Je suis entré au collège Ahuntsic en 1970, inscrit en sciences physiques. J’y ai suivi les quatre cours de philosophie obligatoires puis suis allé étudié au département de mathématiques de l’université de Montréal un trimestre. Comprenant ne pas avoir la vocation malgré ma facilité à assimiler l’algèbre,le calcul et l’analyse, j’ai dû me poser une question fondamentale : que faire de ma vie?

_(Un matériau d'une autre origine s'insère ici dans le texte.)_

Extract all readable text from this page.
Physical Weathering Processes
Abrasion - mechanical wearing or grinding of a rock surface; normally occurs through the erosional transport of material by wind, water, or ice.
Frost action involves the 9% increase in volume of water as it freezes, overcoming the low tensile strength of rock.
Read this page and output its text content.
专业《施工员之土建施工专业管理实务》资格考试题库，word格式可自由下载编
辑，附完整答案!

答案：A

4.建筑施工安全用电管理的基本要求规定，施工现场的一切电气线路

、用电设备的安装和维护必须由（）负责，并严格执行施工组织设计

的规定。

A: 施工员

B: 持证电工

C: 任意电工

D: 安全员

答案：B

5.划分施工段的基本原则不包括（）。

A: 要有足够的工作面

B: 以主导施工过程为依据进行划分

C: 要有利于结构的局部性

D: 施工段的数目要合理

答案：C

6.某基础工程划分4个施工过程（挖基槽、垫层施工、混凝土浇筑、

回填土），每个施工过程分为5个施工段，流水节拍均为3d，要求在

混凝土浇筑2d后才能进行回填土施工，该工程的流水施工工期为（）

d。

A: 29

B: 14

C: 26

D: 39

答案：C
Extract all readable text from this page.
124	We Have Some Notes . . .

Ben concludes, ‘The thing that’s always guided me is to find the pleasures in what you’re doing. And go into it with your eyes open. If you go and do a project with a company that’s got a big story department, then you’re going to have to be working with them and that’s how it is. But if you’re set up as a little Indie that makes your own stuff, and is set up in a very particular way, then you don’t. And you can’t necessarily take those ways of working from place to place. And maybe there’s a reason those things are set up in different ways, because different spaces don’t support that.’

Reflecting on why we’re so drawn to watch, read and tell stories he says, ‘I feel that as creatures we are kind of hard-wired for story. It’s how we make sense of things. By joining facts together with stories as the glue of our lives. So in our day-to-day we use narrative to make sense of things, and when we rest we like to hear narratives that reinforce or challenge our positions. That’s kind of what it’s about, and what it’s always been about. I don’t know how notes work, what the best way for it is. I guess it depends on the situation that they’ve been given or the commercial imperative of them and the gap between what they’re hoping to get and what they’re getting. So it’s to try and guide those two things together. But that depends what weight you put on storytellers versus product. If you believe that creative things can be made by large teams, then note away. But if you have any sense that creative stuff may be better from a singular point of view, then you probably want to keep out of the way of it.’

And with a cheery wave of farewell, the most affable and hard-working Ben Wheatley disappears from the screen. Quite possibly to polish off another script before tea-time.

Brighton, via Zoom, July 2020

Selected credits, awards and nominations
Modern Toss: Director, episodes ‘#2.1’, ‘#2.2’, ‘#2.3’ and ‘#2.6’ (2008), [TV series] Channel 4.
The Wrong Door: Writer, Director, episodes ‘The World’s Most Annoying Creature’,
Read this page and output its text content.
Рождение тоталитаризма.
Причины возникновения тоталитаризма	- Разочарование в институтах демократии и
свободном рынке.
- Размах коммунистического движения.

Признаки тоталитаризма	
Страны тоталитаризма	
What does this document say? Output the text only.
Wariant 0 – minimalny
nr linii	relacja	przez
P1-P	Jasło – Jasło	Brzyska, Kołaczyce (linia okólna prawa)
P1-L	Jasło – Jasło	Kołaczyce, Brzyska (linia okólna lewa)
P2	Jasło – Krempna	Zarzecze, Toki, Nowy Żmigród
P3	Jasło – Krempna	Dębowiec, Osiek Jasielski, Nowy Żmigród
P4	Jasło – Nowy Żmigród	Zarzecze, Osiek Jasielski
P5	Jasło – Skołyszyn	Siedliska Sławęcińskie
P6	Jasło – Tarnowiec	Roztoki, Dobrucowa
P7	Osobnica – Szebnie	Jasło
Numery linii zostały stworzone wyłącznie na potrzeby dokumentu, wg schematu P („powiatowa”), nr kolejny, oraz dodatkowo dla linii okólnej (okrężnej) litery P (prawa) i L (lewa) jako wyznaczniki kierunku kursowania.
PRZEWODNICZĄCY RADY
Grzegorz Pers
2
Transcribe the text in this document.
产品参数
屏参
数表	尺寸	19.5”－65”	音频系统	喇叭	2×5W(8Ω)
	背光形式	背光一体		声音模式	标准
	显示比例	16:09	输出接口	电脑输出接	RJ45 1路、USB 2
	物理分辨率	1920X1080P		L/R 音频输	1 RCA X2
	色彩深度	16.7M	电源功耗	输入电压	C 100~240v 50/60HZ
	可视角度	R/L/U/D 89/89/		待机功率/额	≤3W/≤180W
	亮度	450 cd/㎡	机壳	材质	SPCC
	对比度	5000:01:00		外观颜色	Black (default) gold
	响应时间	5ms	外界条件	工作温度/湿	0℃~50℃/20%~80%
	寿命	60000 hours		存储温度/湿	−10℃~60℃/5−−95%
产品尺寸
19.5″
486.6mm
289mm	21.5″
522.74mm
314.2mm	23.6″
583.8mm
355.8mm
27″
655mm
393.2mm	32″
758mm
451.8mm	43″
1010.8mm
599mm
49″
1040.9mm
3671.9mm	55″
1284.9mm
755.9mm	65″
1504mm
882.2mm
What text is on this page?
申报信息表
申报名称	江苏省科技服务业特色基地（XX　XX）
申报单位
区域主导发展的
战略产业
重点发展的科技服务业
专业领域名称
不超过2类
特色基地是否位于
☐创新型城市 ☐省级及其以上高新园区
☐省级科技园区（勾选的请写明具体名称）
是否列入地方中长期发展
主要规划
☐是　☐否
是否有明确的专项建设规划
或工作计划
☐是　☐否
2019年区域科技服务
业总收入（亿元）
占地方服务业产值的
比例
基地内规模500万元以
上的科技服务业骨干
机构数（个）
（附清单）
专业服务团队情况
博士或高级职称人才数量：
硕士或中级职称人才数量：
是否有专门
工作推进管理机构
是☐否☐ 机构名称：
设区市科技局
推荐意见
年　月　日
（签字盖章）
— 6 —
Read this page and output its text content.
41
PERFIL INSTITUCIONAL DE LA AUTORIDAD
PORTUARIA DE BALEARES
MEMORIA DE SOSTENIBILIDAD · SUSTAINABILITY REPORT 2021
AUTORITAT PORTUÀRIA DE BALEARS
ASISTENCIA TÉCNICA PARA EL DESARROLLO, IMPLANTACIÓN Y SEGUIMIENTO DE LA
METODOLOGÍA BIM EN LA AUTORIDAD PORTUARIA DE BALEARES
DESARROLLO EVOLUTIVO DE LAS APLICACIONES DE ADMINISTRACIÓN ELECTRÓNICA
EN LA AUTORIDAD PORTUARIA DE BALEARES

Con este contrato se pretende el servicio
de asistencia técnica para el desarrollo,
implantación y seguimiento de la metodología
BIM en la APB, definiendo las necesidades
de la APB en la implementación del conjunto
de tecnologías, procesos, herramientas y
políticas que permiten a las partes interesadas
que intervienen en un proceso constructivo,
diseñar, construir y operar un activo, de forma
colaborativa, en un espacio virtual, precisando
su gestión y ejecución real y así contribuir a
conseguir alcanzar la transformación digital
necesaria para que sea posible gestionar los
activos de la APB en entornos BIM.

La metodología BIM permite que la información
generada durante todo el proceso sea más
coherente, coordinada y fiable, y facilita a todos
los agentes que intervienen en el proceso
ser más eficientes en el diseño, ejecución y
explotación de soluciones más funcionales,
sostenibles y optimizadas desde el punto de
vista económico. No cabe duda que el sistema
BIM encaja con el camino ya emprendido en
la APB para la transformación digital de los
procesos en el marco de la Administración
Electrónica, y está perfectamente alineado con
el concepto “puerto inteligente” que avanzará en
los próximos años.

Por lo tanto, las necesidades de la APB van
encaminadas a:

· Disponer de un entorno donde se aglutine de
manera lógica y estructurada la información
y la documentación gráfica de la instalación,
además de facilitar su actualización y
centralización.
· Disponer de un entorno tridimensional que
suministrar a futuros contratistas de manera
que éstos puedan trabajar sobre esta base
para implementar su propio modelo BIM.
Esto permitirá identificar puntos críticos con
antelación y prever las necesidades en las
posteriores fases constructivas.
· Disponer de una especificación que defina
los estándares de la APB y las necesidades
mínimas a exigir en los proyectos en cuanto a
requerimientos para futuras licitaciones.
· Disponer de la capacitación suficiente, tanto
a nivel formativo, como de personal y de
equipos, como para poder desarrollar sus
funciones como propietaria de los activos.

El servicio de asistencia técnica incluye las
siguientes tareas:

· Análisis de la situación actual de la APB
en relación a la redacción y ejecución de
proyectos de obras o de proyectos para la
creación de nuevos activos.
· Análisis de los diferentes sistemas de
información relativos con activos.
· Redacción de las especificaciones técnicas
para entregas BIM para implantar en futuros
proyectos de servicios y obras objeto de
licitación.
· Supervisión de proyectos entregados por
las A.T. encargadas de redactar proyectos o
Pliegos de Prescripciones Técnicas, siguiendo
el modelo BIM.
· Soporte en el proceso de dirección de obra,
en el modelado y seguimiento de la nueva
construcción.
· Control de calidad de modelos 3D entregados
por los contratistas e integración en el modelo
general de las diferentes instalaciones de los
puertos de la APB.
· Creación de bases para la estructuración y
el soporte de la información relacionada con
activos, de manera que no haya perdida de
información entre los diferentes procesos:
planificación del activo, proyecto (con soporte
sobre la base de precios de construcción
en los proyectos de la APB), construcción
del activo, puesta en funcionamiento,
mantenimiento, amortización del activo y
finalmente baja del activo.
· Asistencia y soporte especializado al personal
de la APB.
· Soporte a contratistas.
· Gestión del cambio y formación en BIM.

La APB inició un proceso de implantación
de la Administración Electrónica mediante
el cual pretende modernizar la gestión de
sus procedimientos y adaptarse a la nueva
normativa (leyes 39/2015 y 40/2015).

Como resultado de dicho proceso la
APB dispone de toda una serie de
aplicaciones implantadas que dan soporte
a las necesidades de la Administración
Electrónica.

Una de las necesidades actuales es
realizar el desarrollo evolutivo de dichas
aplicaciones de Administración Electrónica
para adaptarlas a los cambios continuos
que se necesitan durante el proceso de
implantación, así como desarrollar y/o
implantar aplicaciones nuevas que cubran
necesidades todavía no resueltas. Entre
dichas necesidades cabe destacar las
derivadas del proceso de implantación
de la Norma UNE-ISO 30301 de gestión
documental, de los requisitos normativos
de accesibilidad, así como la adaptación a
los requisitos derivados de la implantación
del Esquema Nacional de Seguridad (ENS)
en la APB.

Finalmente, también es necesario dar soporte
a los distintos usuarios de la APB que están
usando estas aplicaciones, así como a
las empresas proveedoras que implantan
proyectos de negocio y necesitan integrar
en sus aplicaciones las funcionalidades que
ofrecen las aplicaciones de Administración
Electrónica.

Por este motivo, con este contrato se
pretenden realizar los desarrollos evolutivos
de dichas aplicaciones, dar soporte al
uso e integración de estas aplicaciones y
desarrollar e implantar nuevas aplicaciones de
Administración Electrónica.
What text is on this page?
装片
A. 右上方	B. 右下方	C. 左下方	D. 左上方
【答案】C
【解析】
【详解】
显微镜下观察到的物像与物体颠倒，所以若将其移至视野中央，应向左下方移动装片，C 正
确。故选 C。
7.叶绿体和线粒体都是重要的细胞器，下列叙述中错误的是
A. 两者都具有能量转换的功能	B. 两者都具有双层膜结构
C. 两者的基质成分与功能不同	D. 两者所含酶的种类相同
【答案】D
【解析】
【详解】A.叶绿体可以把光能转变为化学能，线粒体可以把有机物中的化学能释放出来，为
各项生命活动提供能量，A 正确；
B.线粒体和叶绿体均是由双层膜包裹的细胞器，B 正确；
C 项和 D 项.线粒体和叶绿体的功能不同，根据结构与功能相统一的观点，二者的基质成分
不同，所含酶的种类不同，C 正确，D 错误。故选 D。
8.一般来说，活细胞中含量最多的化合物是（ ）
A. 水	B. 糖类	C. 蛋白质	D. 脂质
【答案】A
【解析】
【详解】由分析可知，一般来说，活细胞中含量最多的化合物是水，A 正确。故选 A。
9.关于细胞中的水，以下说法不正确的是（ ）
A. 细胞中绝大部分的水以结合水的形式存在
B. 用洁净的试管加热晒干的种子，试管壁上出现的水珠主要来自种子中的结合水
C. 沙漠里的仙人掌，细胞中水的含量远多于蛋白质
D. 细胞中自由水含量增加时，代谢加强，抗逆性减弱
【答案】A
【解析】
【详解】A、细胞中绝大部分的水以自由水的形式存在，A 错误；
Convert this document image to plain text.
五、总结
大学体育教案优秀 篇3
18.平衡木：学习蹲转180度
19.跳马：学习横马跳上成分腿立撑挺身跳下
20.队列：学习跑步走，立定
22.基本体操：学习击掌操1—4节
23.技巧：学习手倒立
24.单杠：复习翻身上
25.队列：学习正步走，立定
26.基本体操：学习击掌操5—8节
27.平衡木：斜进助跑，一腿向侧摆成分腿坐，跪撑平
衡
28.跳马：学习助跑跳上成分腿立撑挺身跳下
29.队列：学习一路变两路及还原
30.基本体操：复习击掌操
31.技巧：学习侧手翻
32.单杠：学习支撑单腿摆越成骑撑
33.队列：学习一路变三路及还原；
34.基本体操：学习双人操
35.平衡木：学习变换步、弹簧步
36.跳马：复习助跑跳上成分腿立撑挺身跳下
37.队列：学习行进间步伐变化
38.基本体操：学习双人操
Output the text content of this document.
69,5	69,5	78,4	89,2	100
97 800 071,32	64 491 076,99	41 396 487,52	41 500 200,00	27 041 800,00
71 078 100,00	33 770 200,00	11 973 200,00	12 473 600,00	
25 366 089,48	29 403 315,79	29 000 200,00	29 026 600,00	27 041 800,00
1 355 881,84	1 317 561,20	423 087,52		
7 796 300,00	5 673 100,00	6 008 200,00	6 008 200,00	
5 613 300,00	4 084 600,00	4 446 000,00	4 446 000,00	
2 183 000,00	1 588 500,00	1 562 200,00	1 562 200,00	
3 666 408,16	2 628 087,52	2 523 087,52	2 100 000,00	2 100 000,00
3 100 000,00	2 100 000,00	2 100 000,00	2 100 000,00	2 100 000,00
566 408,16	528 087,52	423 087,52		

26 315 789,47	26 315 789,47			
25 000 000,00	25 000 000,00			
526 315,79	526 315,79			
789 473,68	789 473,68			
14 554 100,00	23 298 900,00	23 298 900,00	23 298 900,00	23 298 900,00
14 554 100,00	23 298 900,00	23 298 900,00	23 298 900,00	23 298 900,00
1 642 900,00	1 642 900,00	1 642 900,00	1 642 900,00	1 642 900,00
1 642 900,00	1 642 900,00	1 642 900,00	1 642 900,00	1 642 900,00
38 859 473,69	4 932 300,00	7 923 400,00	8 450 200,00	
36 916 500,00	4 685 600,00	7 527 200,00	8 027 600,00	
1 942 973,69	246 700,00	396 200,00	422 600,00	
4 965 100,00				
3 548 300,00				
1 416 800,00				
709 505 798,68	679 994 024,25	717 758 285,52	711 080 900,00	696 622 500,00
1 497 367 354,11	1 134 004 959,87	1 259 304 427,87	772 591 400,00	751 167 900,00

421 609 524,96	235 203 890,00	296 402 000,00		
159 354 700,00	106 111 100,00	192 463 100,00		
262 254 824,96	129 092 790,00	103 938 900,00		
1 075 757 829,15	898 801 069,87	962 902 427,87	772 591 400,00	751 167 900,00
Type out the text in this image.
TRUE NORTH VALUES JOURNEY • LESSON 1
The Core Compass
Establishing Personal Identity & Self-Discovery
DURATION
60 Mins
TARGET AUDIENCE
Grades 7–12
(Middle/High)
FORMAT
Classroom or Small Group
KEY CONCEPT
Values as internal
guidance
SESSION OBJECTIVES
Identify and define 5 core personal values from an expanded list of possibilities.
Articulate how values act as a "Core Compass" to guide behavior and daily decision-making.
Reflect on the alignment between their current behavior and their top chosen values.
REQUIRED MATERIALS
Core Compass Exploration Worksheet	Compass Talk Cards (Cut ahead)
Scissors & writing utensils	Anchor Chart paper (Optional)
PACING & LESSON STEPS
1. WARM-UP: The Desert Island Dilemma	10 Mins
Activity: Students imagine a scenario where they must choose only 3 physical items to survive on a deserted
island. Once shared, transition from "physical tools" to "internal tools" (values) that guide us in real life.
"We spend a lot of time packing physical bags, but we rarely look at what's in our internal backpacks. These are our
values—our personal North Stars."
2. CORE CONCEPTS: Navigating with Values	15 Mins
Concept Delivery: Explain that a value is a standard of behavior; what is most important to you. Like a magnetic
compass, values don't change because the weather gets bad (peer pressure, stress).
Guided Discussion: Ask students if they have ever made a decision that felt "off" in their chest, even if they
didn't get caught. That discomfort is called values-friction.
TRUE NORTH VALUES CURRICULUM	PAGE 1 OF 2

La réponse est venue un an plus tard en découvrant qu’il n’y avait qu’un seul exercice académique au collégial dont le souvenir me rendait heureux : mon travail de fin de session dans le cours sur les conceptions de l’être humain. Mon choix avait été de construire ma conception de l’humain tâche impossible mais exercice de pensée fondamental qui a organisé ma réflexion et mon sens de la recherche pour le reste de ma vie.

Mis à part ce travail, je ne me rappelais de mes cours que deux noms : Descartes et Socrate. Durant le bac et la maîtrise, j’ai étudié, souvent avec indifférence, divers auteurs et courants de pensée, sans jamais pouvoir penser par moi-même. Et, en janvier 1979, me voilà professeur de philosophie au même collège, dans une des classes où j’ai suivi mes propres cours de philosophie. J’ai répété ce que j’avais appris. Résultat: un mois après la fin de la session, la quasi totalité de mes élèves ne se rappelait quoi que ce soit de mon enseignement.

Après quelques années, j’ai quitté, pour revenir enseigner au collège Maisonneuve en 1991 cette fois avec une expérience concrète de la vie. J’ai utilisé des manuels et des textes, me permettant de vraiment parler par moments. Durant l’été, j’ai construit la base d’un cours de conceptions de l’humain que j’ai peaufiné d’année en année, jusqu’en 1999, où j’ai pris une session sabbatique et une décision fondamentale pour la suite de ma carrière : fournir un savoir global et non doctrinaire ou partisan à mon audience. De là sont nés les quatre premiers tomes de mon Introduction à la philosophie.

Interne,t la nouvelle bibliothèque d’@lexandrie, rend accessible toute l’information que nous voudrons bien assimiler. L’écueil, c’est le rangement en mémoire, l’arbre de la connaissance muni de ramifications. C’est ainsi que j’ai découpé l’histoire (et les idées qui s’y rattachent) en quatre étapes.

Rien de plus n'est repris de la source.